Republican state Rep. Ann Bollin, chairwoman of the Michigan House Appropriations Committee, said the state cannot afford to embrace all tax cuts while investing in better roads, public safety and education.

“The best way forward is to have more money in people’s pockets and less regulation – and that’s where it’s headed,” he said.

Arizona could be one of the next states to take action. Democratic Gov. Katie Hobbs called on lawmakers to implement tax deductions for tips, overtime, senior living and car loans and to follow the federal government by increasing the state’s standard deduction for individual income taxpayers. Republican state House of Representatives leaders say they are ready to pass tax cuts when their session begins Jan. 12.

Many states reject corporate tax cuts

In addition to Michigan, lawmakers in Delaware, Illinois, Pennsylvania and Rhode Island have also introduced measures to block some or all of the corporate tax cuts from taking effect in their states.
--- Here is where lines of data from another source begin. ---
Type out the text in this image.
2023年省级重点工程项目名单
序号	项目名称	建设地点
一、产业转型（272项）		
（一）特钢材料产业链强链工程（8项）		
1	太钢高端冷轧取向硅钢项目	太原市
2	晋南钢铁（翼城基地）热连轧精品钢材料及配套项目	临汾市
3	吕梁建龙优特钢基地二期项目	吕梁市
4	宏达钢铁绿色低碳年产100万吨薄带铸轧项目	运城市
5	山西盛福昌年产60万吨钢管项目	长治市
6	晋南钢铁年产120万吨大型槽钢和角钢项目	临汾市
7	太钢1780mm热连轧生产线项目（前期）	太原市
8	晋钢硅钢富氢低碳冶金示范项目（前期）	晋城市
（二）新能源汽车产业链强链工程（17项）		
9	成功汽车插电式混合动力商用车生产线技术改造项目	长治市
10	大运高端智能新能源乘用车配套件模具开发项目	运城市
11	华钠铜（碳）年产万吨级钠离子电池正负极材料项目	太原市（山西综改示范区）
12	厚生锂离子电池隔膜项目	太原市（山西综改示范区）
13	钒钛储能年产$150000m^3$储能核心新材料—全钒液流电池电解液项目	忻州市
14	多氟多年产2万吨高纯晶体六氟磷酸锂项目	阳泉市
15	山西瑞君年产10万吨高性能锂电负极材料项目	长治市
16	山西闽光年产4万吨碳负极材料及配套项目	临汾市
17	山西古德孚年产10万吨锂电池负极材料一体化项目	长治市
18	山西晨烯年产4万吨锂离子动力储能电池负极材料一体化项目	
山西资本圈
Democratic state Sen. Elgie Sims, chair of the Senate Appropriations Committee, said a new Illinois law that departs from some of the corporate tax changes could save the state about $250 million. This could help ensure continued funding for schools, healthcare and vital services, he said.

Illinois Gov. J.B. Pritzker, Trump’s outspoken Democratic opponent, also cited budget concerns in rejecting the corporate tax cut provision. He said states already stand to lose money because of other provisions in Trump’s massive bill, such as a requirement to cover more of the cost of running the Supplemental Nutrition Assistance Program.